In questo contesto, è essenziale sviluppare una “fundus camera” (ovvero una camera le cui ottiche sono sviluppate specificatamente per lo studio del fondo dell’occhio), che offra alta risoluzione (super-risoluzione), alta specificità (imaging in fluorescenza) e che funzioni senza ottiche di scansione (scan-less) per rilevare precocemente biomarcatori molecolari delle malattie neurodegenerative.
Un recente studio pubblicato su npj | imaging, condotto dall’Istituto di nanotecnologia del Consiglio nazionale delle ricerche di Lecce (Cnr-Nanotec) e dal Center for Life Nano- & Neuro-Science dell’Istituto italiano di tecnologia di Roma (IIT), in collaborazione con l’azienda D-Tails, ha introdotto per la prima volta una tecnica di super-risoluzione senza scansione: la Stochastically Structured Illumination Microscopy (S2IM), una tecnica innovativa che sfrutta i movimenti saccadici dell’occhio, ovvero movimenti oculari involontari legati alla determinazione delle distanze e al miglioramento dell’acuità visiva.

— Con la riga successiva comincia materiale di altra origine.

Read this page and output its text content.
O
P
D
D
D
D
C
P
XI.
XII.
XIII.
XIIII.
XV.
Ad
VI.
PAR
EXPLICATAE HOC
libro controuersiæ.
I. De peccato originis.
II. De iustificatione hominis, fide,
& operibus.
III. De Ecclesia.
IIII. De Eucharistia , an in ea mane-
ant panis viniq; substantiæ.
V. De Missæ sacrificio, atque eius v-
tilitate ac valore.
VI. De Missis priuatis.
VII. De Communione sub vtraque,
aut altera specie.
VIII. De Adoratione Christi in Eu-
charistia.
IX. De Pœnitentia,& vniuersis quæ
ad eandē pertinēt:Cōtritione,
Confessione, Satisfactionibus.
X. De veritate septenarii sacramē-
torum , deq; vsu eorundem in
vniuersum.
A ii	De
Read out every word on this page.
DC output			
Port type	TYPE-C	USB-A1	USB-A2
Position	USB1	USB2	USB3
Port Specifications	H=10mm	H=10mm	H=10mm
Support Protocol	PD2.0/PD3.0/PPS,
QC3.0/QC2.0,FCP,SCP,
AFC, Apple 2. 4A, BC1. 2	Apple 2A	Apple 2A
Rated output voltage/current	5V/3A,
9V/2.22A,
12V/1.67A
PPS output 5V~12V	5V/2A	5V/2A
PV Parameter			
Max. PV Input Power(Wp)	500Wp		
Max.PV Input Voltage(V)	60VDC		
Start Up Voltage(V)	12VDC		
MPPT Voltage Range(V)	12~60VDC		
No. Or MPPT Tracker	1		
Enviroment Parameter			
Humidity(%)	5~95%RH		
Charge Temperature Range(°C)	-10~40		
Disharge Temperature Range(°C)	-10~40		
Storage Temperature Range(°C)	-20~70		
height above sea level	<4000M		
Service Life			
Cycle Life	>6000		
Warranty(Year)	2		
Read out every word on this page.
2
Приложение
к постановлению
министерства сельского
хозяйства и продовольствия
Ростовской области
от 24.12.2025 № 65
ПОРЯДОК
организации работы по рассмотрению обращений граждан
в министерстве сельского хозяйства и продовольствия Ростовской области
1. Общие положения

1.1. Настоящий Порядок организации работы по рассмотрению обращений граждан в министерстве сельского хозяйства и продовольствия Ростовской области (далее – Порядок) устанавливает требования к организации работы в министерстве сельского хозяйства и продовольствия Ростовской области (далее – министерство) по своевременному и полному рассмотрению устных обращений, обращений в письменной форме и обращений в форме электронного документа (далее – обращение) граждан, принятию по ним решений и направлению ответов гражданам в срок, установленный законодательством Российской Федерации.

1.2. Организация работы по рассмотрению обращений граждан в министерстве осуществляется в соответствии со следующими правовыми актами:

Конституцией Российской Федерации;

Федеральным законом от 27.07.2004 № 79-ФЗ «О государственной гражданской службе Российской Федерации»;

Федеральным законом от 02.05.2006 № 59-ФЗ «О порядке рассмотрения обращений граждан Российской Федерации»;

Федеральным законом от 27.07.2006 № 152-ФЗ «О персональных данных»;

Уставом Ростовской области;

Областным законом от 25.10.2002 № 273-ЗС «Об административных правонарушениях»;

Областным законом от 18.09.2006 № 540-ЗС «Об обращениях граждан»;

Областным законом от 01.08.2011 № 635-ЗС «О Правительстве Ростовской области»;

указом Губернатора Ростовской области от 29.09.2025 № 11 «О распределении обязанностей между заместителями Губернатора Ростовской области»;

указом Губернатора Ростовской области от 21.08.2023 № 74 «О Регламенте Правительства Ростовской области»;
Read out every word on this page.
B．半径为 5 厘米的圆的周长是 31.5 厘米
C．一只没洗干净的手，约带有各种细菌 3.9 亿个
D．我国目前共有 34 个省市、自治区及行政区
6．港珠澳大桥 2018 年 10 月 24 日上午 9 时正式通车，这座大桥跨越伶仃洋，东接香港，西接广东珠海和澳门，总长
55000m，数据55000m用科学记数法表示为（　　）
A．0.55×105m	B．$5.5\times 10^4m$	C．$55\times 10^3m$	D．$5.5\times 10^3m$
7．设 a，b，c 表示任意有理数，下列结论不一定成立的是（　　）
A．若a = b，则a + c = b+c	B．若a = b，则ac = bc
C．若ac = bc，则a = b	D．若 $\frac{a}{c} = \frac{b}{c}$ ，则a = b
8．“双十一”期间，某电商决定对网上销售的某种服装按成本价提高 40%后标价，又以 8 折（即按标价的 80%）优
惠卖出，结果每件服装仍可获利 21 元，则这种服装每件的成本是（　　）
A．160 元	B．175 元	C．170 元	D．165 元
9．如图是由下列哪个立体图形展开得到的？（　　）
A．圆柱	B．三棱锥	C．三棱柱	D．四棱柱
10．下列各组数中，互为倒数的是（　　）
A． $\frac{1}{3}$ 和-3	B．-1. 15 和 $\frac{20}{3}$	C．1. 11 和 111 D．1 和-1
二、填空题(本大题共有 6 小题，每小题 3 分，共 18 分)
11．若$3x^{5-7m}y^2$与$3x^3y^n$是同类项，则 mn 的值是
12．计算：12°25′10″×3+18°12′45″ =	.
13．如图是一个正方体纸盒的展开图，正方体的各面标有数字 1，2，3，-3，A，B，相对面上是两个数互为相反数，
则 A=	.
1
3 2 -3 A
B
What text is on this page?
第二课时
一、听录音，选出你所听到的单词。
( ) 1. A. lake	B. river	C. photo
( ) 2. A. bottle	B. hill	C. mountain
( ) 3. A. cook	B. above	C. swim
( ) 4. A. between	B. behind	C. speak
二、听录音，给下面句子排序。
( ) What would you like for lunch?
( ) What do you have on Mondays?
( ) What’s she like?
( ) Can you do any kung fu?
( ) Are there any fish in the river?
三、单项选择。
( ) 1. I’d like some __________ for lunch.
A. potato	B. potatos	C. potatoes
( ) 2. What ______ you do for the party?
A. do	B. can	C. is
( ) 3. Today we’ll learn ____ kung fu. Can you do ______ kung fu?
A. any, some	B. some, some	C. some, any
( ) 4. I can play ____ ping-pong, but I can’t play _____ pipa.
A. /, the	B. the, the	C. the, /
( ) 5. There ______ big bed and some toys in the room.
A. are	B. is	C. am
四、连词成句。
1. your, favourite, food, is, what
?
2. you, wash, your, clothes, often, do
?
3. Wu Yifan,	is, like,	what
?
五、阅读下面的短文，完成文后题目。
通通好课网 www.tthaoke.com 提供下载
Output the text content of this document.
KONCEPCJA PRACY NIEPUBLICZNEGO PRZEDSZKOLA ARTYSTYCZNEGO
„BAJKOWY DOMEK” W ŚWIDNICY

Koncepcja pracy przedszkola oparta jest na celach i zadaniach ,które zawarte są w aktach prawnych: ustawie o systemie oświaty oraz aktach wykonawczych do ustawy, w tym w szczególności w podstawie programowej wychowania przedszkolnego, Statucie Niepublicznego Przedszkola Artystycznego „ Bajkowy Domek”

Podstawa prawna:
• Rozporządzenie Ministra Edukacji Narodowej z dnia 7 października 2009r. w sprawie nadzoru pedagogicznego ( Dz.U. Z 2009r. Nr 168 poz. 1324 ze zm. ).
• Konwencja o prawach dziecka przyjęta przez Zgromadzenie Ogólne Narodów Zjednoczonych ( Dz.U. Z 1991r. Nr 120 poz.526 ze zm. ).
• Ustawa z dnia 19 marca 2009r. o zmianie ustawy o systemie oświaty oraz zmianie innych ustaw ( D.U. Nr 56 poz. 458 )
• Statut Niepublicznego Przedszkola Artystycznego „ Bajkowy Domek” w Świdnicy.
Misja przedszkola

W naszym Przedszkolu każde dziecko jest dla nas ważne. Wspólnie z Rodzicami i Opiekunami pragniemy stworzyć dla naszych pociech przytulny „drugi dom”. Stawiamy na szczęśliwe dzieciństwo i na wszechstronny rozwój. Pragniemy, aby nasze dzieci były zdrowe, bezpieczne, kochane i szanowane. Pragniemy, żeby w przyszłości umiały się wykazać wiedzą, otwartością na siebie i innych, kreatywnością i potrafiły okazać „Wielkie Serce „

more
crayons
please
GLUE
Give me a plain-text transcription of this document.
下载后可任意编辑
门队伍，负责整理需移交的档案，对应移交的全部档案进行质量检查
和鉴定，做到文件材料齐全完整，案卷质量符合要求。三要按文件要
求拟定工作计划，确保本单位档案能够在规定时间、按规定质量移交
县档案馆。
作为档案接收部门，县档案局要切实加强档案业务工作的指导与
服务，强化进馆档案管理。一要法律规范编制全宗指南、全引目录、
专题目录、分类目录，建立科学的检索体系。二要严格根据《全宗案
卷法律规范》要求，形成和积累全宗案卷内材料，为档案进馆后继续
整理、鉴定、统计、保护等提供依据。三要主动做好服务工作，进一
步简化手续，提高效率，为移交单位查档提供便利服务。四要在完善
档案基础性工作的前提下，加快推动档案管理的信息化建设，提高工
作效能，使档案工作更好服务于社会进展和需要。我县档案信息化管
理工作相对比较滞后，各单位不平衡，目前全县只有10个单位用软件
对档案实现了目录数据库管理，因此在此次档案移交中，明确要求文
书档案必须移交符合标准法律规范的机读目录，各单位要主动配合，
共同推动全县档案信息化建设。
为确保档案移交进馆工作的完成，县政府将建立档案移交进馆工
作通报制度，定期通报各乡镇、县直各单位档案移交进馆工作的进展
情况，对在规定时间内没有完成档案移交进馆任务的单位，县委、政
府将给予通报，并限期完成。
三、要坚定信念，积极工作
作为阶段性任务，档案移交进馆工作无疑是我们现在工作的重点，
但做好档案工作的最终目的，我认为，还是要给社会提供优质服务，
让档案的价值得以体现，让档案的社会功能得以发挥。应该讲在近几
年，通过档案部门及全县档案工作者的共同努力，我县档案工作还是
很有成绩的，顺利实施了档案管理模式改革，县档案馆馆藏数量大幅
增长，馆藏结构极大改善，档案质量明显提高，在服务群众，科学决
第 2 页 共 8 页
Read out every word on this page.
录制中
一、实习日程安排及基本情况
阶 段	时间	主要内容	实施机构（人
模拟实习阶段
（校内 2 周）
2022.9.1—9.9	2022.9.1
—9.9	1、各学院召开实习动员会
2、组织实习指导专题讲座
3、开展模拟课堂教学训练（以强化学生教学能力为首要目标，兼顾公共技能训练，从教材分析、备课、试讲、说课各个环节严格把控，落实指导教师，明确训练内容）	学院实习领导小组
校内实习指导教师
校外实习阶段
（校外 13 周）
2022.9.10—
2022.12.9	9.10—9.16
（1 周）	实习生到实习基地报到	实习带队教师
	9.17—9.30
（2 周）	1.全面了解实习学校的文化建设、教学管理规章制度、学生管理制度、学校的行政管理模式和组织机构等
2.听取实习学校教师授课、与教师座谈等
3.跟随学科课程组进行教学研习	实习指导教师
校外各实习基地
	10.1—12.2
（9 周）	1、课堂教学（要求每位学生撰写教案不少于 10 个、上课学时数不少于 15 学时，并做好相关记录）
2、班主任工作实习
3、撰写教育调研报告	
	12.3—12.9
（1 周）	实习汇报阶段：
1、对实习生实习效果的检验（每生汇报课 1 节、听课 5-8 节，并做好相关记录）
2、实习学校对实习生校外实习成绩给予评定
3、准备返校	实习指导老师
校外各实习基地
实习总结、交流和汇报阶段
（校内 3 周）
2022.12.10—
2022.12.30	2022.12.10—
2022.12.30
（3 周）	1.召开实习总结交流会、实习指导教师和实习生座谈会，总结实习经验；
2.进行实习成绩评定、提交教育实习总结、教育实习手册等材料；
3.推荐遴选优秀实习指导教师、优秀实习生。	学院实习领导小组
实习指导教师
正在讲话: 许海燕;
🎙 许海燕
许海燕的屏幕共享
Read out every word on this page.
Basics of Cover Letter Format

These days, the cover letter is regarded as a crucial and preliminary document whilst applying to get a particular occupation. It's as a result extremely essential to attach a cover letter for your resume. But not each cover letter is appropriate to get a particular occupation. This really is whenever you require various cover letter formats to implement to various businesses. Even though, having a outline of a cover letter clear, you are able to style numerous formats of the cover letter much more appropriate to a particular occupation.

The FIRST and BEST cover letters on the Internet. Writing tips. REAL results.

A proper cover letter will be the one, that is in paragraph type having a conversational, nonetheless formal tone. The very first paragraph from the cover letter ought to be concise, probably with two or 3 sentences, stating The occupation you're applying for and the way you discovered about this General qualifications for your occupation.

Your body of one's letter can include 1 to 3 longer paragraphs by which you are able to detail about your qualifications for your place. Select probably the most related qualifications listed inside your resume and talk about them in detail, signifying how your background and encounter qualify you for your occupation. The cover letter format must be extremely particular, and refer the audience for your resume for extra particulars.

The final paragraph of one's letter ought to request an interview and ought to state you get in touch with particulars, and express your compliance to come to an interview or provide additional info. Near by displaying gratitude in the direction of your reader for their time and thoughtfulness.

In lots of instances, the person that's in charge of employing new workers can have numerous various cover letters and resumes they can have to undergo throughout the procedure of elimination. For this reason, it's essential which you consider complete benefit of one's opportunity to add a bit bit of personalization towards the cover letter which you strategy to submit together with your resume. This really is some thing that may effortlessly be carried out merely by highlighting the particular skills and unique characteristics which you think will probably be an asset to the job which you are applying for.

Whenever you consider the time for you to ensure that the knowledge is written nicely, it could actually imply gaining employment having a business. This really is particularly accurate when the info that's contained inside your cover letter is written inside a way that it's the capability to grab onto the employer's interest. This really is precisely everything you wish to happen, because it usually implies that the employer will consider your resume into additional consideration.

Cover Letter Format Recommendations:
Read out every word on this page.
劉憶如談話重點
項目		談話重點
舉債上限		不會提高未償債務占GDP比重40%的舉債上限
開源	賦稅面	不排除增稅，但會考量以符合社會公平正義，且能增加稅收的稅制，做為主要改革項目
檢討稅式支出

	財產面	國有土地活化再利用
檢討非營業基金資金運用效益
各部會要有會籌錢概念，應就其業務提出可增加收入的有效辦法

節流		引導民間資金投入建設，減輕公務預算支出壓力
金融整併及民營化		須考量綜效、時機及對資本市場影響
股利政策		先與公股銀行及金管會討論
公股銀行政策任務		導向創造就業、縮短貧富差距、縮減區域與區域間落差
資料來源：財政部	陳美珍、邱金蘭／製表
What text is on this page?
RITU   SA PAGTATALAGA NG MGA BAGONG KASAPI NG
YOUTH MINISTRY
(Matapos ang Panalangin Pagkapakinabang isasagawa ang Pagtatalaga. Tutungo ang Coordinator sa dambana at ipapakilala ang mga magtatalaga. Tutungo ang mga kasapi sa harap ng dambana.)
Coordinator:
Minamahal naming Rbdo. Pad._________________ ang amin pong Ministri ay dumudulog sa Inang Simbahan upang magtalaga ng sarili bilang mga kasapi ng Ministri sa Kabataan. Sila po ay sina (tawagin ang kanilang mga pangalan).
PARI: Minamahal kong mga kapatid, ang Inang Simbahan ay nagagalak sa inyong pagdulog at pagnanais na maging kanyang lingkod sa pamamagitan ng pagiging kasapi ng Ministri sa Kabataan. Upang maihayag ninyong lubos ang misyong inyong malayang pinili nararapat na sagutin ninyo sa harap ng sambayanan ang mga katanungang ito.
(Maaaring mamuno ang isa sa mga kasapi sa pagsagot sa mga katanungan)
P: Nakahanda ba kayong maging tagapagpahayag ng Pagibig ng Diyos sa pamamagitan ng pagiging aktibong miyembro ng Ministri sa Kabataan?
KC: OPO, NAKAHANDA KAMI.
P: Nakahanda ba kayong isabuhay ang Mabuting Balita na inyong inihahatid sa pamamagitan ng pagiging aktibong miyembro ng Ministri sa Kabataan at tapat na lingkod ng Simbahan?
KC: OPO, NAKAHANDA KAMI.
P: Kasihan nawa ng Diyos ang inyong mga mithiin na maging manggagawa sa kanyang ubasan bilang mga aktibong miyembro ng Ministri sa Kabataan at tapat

“Quando si realizzano immagini retiniche tramite l’occhio, ovvero usando il cristallino alla stregua di un obiettivo da microscopio, vengono prodotte immagine di bassa qualità, con le quali è impossibile identificare aggregati proteici di dimensioni micrometriche – spiega Giancarlo Ruocco, coordinatore del Center for Life Nano- & Neuro-Science dell’Istituto Italiano di Tecnologia di Roma e docente ordinario all’Università La Sapienza, co-autore dello studio – per questo la super-risoluzione è particolarmente cruciale. Studi precedenti dimostrano che le tecniche di oftalmoscopia a super-risoluzione esistenti, richiedono elementi ottici complessi, allineamenti accurati e personale specializzato per il funzionamento”.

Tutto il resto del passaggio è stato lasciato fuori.